Federal Courts Split on Computer Fraud and Abuse Act
In a recent decision, LVRC Holdings LLC v. Brekka (9th Cir.), a federal court upheld the dismissal of an employer's case against its former employee, Christopher Brekka, and his consulting businesses, alleging that he violated the Computer Fraud and Abuse Act (CFAA). The company alleged that Brekka illegally accessed its computer "without authorization" during employment and after his employment terminated. The court found Brekka did not access a computer "without authorization" when he emailed documents to himself, nor could the company prove that he accessed the company's internal website after he left the company.
The facts were largely undisputed - the company operates a residential treatment center for recovering drug addicts, and it hired Brekka to assist with marketing and interacting with its email and website provider. At the time he was hired, Brekka owned and operated consulting businesses that provided referrals for rehabilitation services to potential patients. While Brekka was employed by LVRC, he was provided a user name and a password so he could access company information, including information about LVRC's website and statistics about website usage. Prior to leaving the company, Brekka emailed himself a number of LVRC documents, including patient admissions reports, LVRC's marketing budget, meeting notes, and a master admissions report that included the names of past and current patients. Additionally, after he left the company, the company learned that someone had accessed its website using Brekka's log-in information.

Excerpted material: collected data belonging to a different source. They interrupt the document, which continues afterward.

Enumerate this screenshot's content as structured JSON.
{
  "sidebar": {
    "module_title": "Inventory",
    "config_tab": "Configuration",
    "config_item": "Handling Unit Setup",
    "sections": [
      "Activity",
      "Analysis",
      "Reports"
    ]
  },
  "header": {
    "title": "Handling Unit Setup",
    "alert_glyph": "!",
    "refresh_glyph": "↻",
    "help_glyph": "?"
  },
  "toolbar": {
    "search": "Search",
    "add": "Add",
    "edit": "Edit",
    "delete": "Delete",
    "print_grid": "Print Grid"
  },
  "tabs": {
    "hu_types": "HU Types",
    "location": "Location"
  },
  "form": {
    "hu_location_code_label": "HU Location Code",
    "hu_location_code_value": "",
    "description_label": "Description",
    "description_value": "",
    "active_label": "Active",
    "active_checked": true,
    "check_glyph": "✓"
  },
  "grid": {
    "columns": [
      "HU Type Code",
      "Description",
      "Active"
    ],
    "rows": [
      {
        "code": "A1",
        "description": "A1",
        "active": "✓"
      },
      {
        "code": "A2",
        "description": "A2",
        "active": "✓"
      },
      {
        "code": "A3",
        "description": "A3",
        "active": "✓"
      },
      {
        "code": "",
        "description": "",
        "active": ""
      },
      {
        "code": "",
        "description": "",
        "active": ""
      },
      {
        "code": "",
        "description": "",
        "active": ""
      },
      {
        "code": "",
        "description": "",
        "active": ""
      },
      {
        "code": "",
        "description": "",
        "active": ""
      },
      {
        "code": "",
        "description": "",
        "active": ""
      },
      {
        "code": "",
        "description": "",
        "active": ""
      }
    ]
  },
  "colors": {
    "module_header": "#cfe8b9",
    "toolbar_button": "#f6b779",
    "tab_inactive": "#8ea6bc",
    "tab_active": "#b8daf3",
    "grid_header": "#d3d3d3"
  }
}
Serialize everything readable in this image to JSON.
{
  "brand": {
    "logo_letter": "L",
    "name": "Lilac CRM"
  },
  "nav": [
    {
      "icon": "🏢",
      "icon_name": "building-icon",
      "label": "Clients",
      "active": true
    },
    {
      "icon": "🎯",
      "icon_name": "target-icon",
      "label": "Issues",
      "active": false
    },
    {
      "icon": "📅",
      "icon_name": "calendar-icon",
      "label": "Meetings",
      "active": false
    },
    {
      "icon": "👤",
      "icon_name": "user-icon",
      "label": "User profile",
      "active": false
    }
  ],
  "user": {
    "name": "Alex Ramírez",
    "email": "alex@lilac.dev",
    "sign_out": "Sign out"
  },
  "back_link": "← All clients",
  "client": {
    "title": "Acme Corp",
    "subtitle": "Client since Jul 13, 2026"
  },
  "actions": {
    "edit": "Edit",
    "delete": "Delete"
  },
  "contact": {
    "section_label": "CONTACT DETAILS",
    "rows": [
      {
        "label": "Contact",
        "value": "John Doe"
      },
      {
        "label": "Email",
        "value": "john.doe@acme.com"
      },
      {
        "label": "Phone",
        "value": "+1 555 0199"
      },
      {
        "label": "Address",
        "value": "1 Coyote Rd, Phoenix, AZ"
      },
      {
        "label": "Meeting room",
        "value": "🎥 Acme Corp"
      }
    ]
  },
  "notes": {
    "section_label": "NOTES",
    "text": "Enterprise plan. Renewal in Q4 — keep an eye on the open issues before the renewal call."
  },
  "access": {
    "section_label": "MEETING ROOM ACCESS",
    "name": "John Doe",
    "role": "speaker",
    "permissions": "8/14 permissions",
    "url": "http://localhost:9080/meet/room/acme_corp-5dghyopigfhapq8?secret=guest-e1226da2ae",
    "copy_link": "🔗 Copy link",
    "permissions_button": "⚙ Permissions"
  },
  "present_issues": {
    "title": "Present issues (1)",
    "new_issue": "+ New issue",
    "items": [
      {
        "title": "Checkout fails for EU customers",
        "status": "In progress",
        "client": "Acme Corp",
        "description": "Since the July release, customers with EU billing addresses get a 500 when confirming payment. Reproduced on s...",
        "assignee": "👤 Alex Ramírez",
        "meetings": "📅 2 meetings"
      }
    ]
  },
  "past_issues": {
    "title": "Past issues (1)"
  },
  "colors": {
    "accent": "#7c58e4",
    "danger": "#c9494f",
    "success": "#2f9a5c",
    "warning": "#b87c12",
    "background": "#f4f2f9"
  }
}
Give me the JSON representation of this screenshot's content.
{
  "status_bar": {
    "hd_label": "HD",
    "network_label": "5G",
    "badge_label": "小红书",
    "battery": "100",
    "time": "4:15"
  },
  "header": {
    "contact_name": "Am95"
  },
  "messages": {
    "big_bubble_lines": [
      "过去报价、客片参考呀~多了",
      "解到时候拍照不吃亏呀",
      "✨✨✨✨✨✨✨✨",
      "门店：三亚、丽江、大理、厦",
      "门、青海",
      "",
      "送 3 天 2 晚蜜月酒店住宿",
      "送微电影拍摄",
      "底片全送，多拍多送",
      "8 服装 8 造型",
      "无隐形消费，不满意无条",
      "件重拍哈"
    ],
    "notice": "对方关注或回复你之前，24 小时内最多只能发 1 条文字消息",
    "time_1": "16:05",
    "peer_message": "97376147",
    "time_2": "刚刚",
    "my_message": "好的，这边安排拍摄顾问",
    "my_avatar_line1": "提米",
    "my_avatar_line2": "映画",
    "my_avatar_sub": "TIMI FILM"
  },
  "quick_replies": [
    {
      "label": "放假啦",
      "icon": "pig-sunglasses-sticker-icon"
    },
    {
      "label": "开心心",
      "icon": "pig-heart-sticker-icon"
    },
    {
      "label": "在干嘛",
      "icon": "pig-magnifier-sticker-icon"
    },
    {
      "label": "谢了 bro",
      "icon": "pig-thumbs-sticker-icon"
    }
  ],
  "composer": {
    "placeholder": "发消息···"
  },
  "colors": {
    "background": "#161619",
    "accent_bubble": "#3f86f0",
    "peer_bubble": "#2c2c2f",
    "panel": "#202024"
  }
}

The court considered whether Brekka violated the CFAA, a law that prohibits a number of different computer crimes, the majority of which involve accessing computers without authorization or in excess of authorization, and then taking forbidden actions, ranging from obtaining information to damaging computer data. The court concluded that Brekka had authorization to access LVRC's documents and emails, and there was no evidence that Brekka agreed to keep the emailed documents confidential or to return or destroy them after the termination of his employment. The 9th Circuit refused to follow a prior 7th Circuit decision, International Airport Centers, LLC v. Citrin, that held that an employee violated the CFAA when he took actions disloyal to his employer, thereby exceeding his "authorization." Instead, the court held that liability under the CFAA does not turn on whether there is a breach of duty of loyalty under state law and can occur only when a person has not received permission to access a computer or when such permission has been rescinded. The court also held that, while it would have been a CFAA violation if the company could prove Brekka had accessed the system following his termination, there was no such evidence.
This case is significant because it demonstrates the importance of well-drafted policies concerning the use of company email and websites, and safeguarding confidential information and documents. Including specific language that defines the scope of an employee's authorization to use computer information could also help to establish a potential CFAA claim for misuse of that information.